Learning is developmentally innate. It is not necessary to teach young people how to learn. Living creatures acquire knowledge, skills and attitudes, such as how to crawl and walk; turn-taking, when and why to make friendly noises or smile. This inbuilt learning ability is now understood to persist throughout life, despite the on-going neurobiological challenge to unravel its precise mechanisms.
The internet indisputably now rivals books as a means of learning independently, and it is in this area that our government should put considerably more effort so as to enable inexperienced learners to use it reliably for radically independent learning. We know already that a great deal of independent learning takes place outside school, but the mobile phone [appropriately called the “handy” in German] and small tablets are too readily used, without the necessary critical thinking skills to go with the avalanche of information available.

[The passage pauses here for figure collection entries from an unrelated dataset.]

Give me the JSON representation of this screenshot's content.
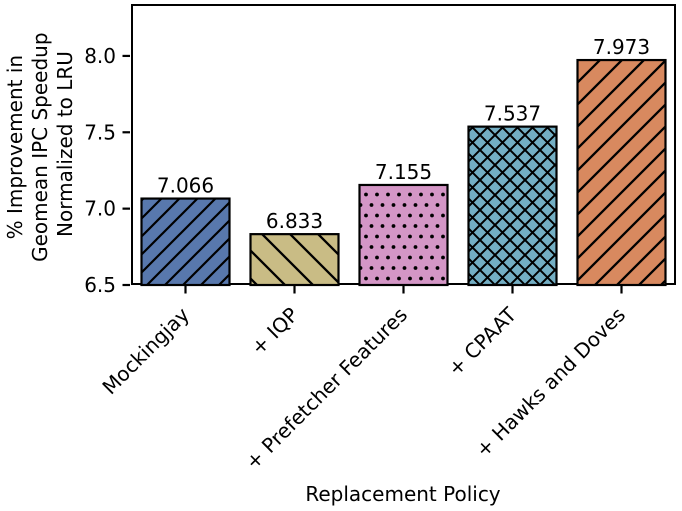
{
  "chart_data": {
    "type": "bar",
    "xlabel": "Replacement Policy",
    "ylabel": "% Improvement in Geomean IPC Speedup Normalized to LRU",
    "ylabel_lines": [
      "% Improvement in",
      "Geomean IPC Speedup",
      "Normalized to LRU"
    ],
    "categories": [
      "Mockingjay",
      "+ IQP",
      "+ Prefetcher Features",
      "+ CPAAT",
      "+ Hawks and Doves"
    ],
    "values": [
      7.066,
      6.833,
      7.155,
      7.537,
      7.973
    ],
    "value_labels": [
      "7.066",
      "6.833",
      "7.155",
      "7.537",
      "7.973"
    ],
    "yticks": [
      6.5,
      7.0,
      7.5,
      8.0
    ],
    "ytick_labels": [
      "6.5",
      "7.0",
      "7.5",
      "8.0"
    ],
    "ylim": [
      6.5,
      8.34
    ],
    "bar_colors": [
      "#5878ad",
      "#c9bc85",
      "#d496c6",
      "#73aec3",
      "#d8895f"
    ],
    "bar_hatches": [
      "/",
      "\\",
      ".",
      "x",
      "/"
    ],
    "edge_color": "#000000",
    "axis_color": "#000000",
    "background_color": "#ffffff",
    "grid": false,
    "legend": "none",
    "xtick_rotation_deg": 45
  }
}
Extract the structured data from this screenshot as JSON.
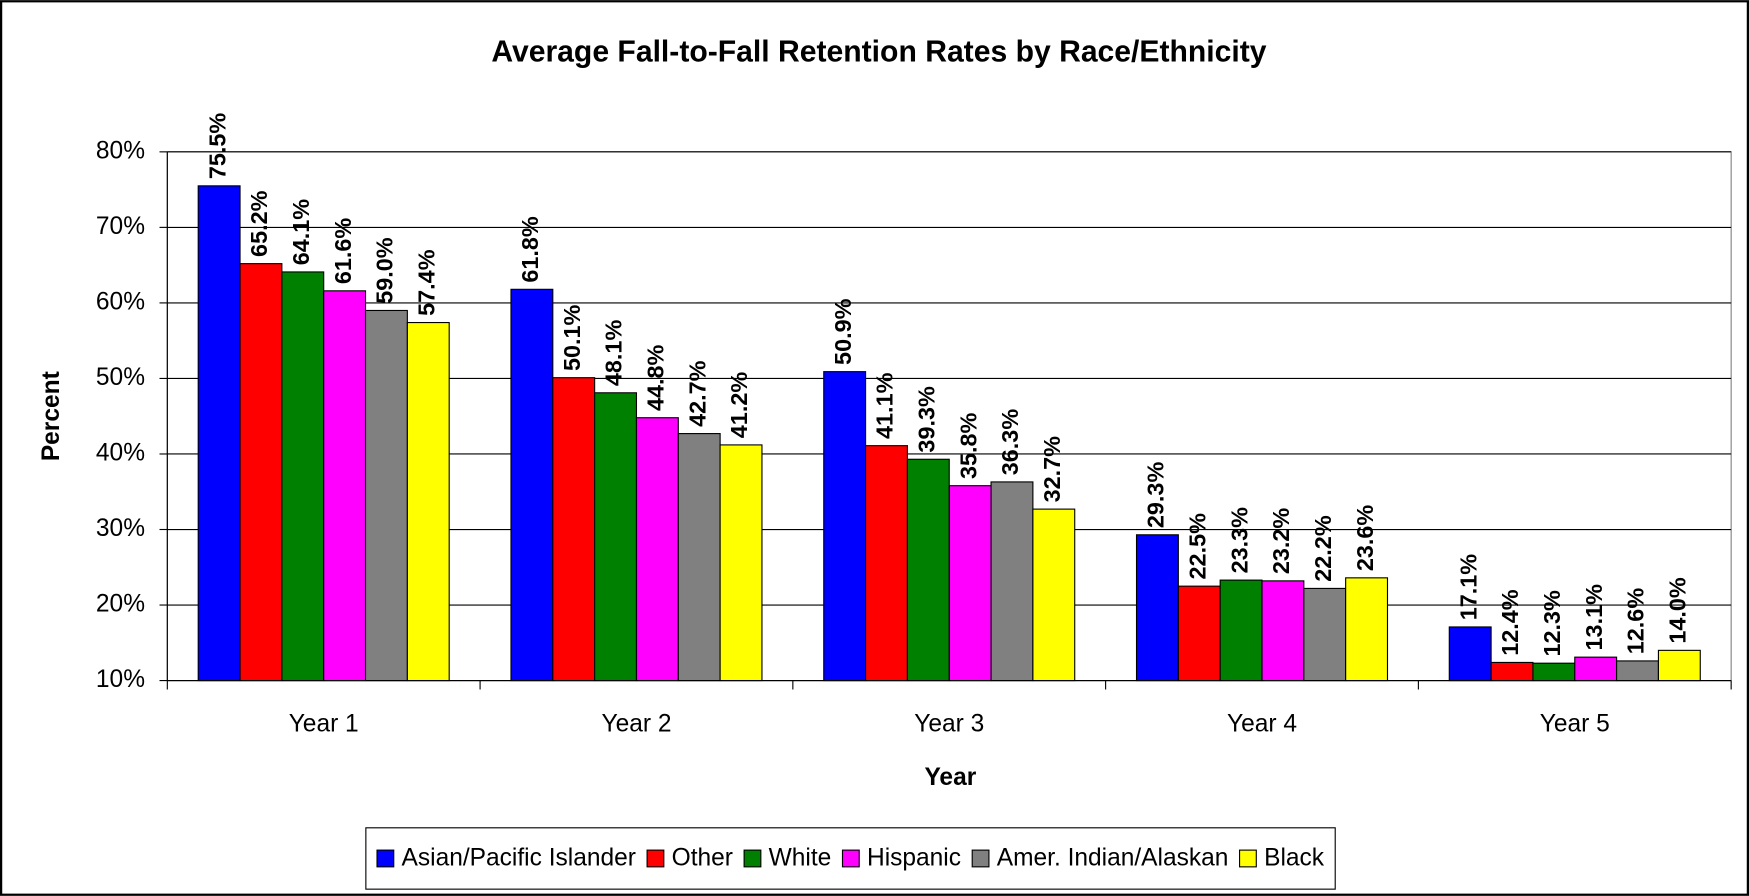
{
  "chart_data": {
    "type": "bar",
    "title": "Average Fall-to-Fall Retention Rates by Race/Ethnicity",
    "x_label": "Year",
    "y_label": "Percent",
    "categories": [
      "Year 1",
      "Year 2",
      "Year 3",
      "Year 4",
      "Year 5"
    ],
    "series": [
      {
        "name": "Asian/Pacific Islander",
        "color": "#0000ff",
        "values": [
          75.5,
          61.8,
          50.9,
          29.3,
          17.1
        ],
        "value_labels": [
          "75.5%",
          "61.8%",
          "50.9%",
          "29.3%",
          "17.1%"
        ]
      },
      {
        "name": "Other",
        "color": "#ff0000",
        "values": [
          65.2,
          50.1,
          41.1,
          22.5,
          12.4
        ],
        "value_labels": [
          "65.2%",
          "50.1%",
          "41.1%",
          "22.5%",
          "12.4%"
        ]
      },
      {
        "name": "White",
        "color": "#008000",
        "values": [
          64.1,
          48.1,
          39.3,
          23.3,
          12.3
        ],
        "value_labels": [
          "64.1%",
          "48.1%",
          "39.3%",
          "23.3%",
          "12.3%"
        ]
      },
      {
        "name": "Hispanic",
        "color": "#ff00ff",
        "values": [
          61.6,
          44.8,
          35.8,
          23.2,
          13.1
        ],
        "value_labels": [
          "61.6%",
          "44.8%",
          "35.8%",
          "23.2%",
          "13.1%"
        ]
      },
      {
        "name": "Amer. Indian/Alaskan",
        "color": "#808080",
        "values": [
          59.0,
          42.7,
          36.3,
          22.2,
          12.6
        ],
        "value_labels": [
          "59.0%",
          "42.7%",
          "36.3%",
          "22.2%",
          "12.6%"
        ]
      },
      {
        "name": "Black",
        "color": "#ffff00",
        "values": [
          57.4,
          41.2,
          32.7,
          23.6,
          14.0
        ],
        "value_labels": [
          "57.4%",
          "41.2%",
          "32.7%",
          "23.6%",
          "14.0%"
        ]
      }
    ],
    "ylim": [
      10,
      80
    ],
    "yticks": [
      {
        "value": 10,
        "label": "10%"
      },
      {
        "value": 20,
        "label": "20%"
      },
      {
        "value": 30,
        "label": "30%"
      },
      {
        "value": 40,
        "label": "40%"
      },
      {
        "value": 50,
        "label": "50%"
      },
      {
        "value": 60,
        "label": "60%"
      },
      {
        "value": 70,
        "label": "70%"
      },
      {
        "value": 80,
        "label": "80%"
      }
    ],
    "grid": true,
    "legend": "bottom"
  }
}
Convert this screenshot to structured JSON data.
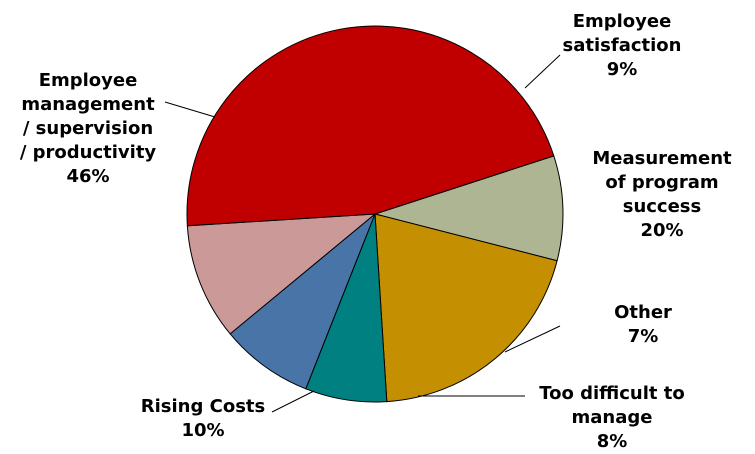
{
  "chart_data": {
    "type": "pie",
    "title": "",
    "start_angle_deg": 72,
    "direction": "clockwise",
    "slices": [
      {
        "label": [
          "Employee",
          "satisfaction"
        ],
        "pct_text": "9%",
        "value": 9,
        "color": "#adb593"
      },
      {
        "label": [
          "Measurement",
          "of program",
          "success"
        ],
        "pct_text": "20%",
        "value": 20,
        "color": "#c48f00"
      },
      {
        "label": [
          "Other"
        ],
        "pct_text": "7%",
        "value": 7,
        "color": "#008080"
      },
      {
        "label": [
          "Too difficult to",
          "manage"
        ],
        "pct_text": "8%",
        "value": 8,
        "color": "#4874a8"
      },
      {
        "label": [
          "Rising Costs"
        ],
        "pct_text": "10%",
        "value": 10,
        "color": "#cc9999"
      },
      {
        "label": [
          "Employee",
          "management",
          "/ supervision",
          "/ productivity"
        ],
        "pct_text": "46%",
        "value": 46,
        "color": "#c00000"
      }
    ]
  }
}
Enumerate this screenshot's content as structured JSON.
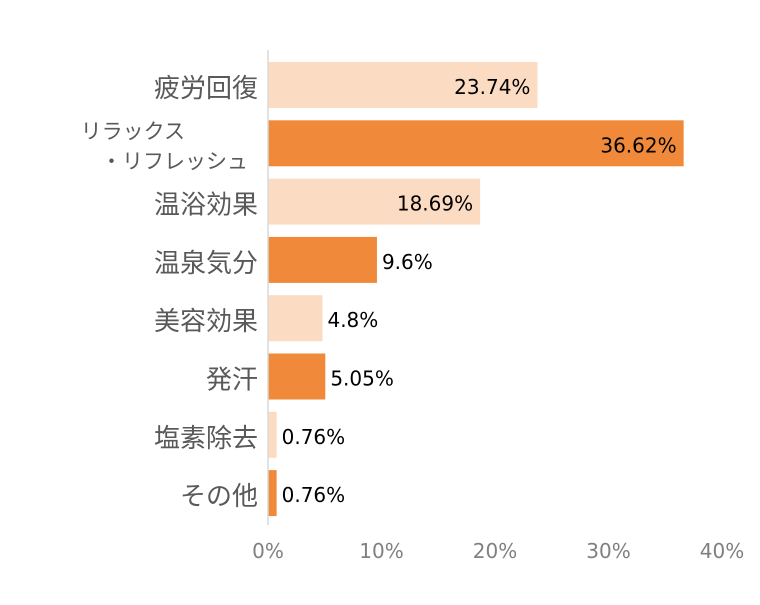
{
  "chart_data": {
    "type": "bar",
    "orientation": "horizontal",
    "categories": [
      "疲労回復",
      "リラックス・リフレッシュ",
      "温浴効果",
      "温泉気分",
      "美容効果",
      "発汗",
      "塩素除去",
      "その他"
    ],
    "category_display_lines": [
      [
        "疲労回復"
      ],
      [
        "リラックス",
        "・リフレッシュ"
      ],
      [
        "温浴効果"
      ],
      [
        "温泉気分"
      ],
      [
        "美容効果"
      ],
      [
        "発汗"
      ],
      [
        "塩素除去"
      ],
      [
        "その他"
      ]
    ],
    "values": [
      23.74,
      36.62,
      18.69,
      9.6,
      4.8,
      5.05,
      0.76,
      0.76
    ],
    "value_labels": [
      "23.74%",
      "36.62%",
      "18.69%",
      "9.6%",
      "4.8%",
      "5.05%",
      "0.76%",
      "0.76%"
    ],
    "bar_colors": [
      "#FBDCC3",
      "#F08A3A",
      "#FBDCC3",
      "#F08A3A",
      "#FBDCC3",
      "#F08A3A",
      "#FBDCC3",
      "#F08A3A"
    ],
    "xlim": [
      0,
      40
    ],
    "xticks": [
      0,
      10,
      20,
      30,
      40
    ],
    "xtick_labels": [
      "0%",
      "10%",
      "20%",
      "30%",
      "40%"
    ],
    "grid": false,
    "legend": "none",
    "colors": {
      "light_bar": "#FBDCC3",
      "dark_bar": "#F08A3A",
      "axis_line": "#D9D9D9",
      "category_text": "#595959",
      "tick_text": "#808080",
      "value_text": "#000000"
    }
  }
}
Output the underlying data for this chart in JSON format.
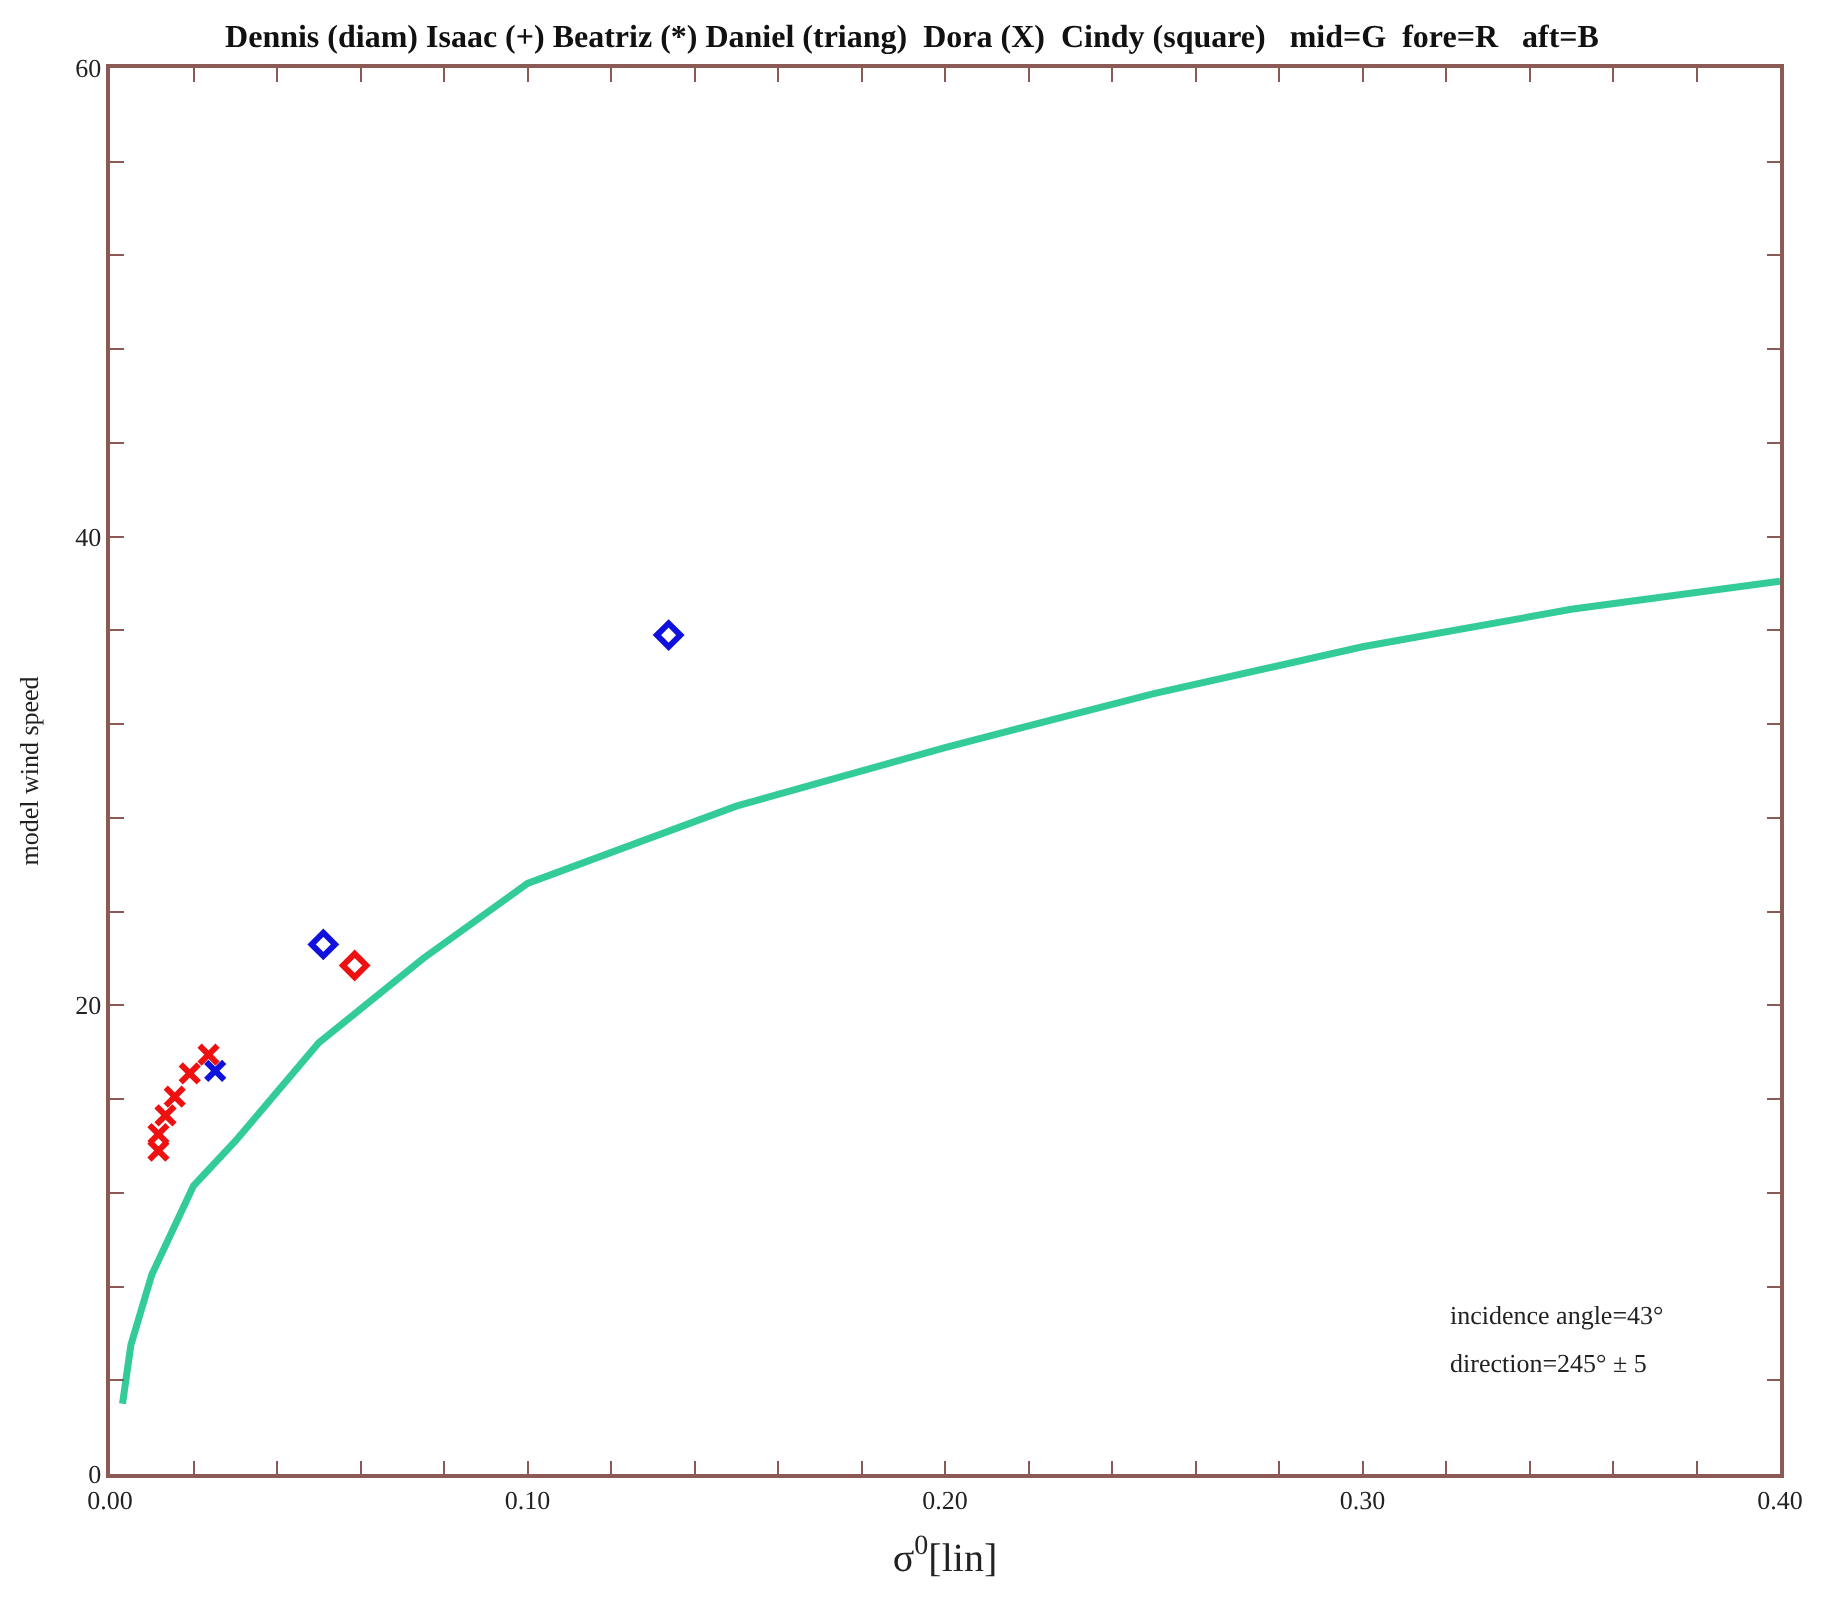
{
  "chart_data": {
    "type": "scatter",
    "title": "Dennis (diam) Isaac (+) Beatriz (*) Daniel (triang)  Dora (X)  Cindy (square)   mid=G  fore=R   aft=B",
    "xlabel": "σ$^{0}$[lin]",
    "ylabel": "model wind speed",
    "annotations": [
      "incidence angle=43°",
      "direction=245° ± 5"
    ],
    "xlim": [
      0,
      0.4
    ],
    "ylim": [
      0,
      60
    ],
    "xticks": [
      {
        "value": 0,
        "label": "0.00"
      },
      {
        "value": 0.02,
        "label": null
      },
      {
        "value": 0.04,
        "label": null
      },
      {
        "value": 0.06,
        "label": null
      },
      {
        "value": 0.08,
        "label": null
      },
      {
        "value": 0.1,
        "label": "0.10"
      },
      {
        "value": 0.12,
        "label": null
      },
      {
        "value": 0.14,
        "label": null
      },
      {
        "value": 0.16,
        "label": null
      },
      {
        "value": 0.18,
        "label": null
      },
      {
        "value": 0.2,
        "label": "0.20"
      },
      {
        "value": 0.22,
        "label": null
      },
      {
        "value": 0.24,
        "label": null
      },
      {
        "value": 0.26,
        "label": null
      },
      {
        "value": 0.28,
        "label": null
      },
      {
        "value": 0.3,
        "label": "0.30"
      },
      {
        "value": 0.32,
        "label": null
      },
      {
        "value": 0.34,
        "label": null
      },
      {
        "value": 0.36,
        "label": null
      },
      {
        "value": 0.38,
        "label": null
      },
      {
        "value": 0.4,
        "label": "0.40"
      }
    ],
    "yticks": [
      0,
      {
        "value": 4,
        "label": null
      },
      {
        "value": 8,
        "label": null
      },
      {
        "value": 12,
        "label": null
      },
      {
        "value": 16,
        "label": null
      },
      20,
      {
        "value": 24,
        "label": null
      },
      {
        "value": 28,
        "label": null
      },
      {
        "value": 32,
        "label": null
      },
      {
        "value": 36,
        "label": null
      },
      40,
      {
        "value": 44,
        "label": null
      },
      {
        "value": 48,
        "label": null
      },
      {
        "value": 52,
        "label": null
      },
      {
        "value": 56,
        "label": null
      },
      60
    ],
    "series": [
      {
        "type": "line",
        "color": "#33cc99",
        "marker": "none",
        "line_style": "solid",
        "x": [
          0.003,
          0.005,
          0.01,
          0.02,
          0.03,
          0.05,
          0.075,
          0.1,
          0.15,
          0.2,
          0.25,
          0.3,
          0.35,
          0.4
        ],
        "values": [
          3,
          5.5,
          8.5,
          12.3,
          14.2,
          18.4,
          22,
          25.2,
          28.5,
          31,
          33.3,
          35.3,
          36.9,
          38.1
        ]
      },
      {
        "color": "#ee1111",
        "marker": "cross",
        "x": [
          0.0116,
          0.0116,
          0.0133,
          0.0155,
          0.0191,
          0.0236
        ],
        "values": [
          13.8,
          14.5,
          15.3,
          16.1,
          17.1,
          17.9
        ]
      },
      {
        "color": "#1111dd",
        "marker": "cross",
        "x": [
          0.0252
        ],
        "values": [
          17.2
        ]
      },
      {
        "color": "#1111dd",
        "marker": "diamond",
        "x": [
          0.0511,
          0.1338
        ],
        "values": [
          22.6,
          35.8
        ]
      },
      {
        "color": "#ee1111",
        "marker": "diamond",
        "x": [
          0.0586
        ],
        "values": [
          21.7
        ]
      }
    ]
  }
}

Social networking and video-sharing sites, online games, and gadgets such as iPods and mobile phones were fixtures of youth culture in the USA 6 years ago, and played a key role in their struggle for autonomy and identity amid new opportunities for communication, friendship, play, and self-expression. Contrary to what many adults fear, young people find these activities are creating new opportunities to grapple with social norms, explore interests, develop technical skills, and experiment with different forms of self-expression. Young digital natives turn to specialised knowledge groups, often from around the world, with the goal of improving their craft and gaining a reputation among experts.
These activities are captivating older adults in just the same ways because they provide avenues for extending social worlds, self-directed learning, and independence.
By exploring new interests, tinkering, and “messing around” with new forms of media, both young and old acquire various aspects of technical and media literacy, often through trial and error, and receiving feedback from others online. By its immediacy and breadth of information, the digital world lowers barriers to self-directed learning.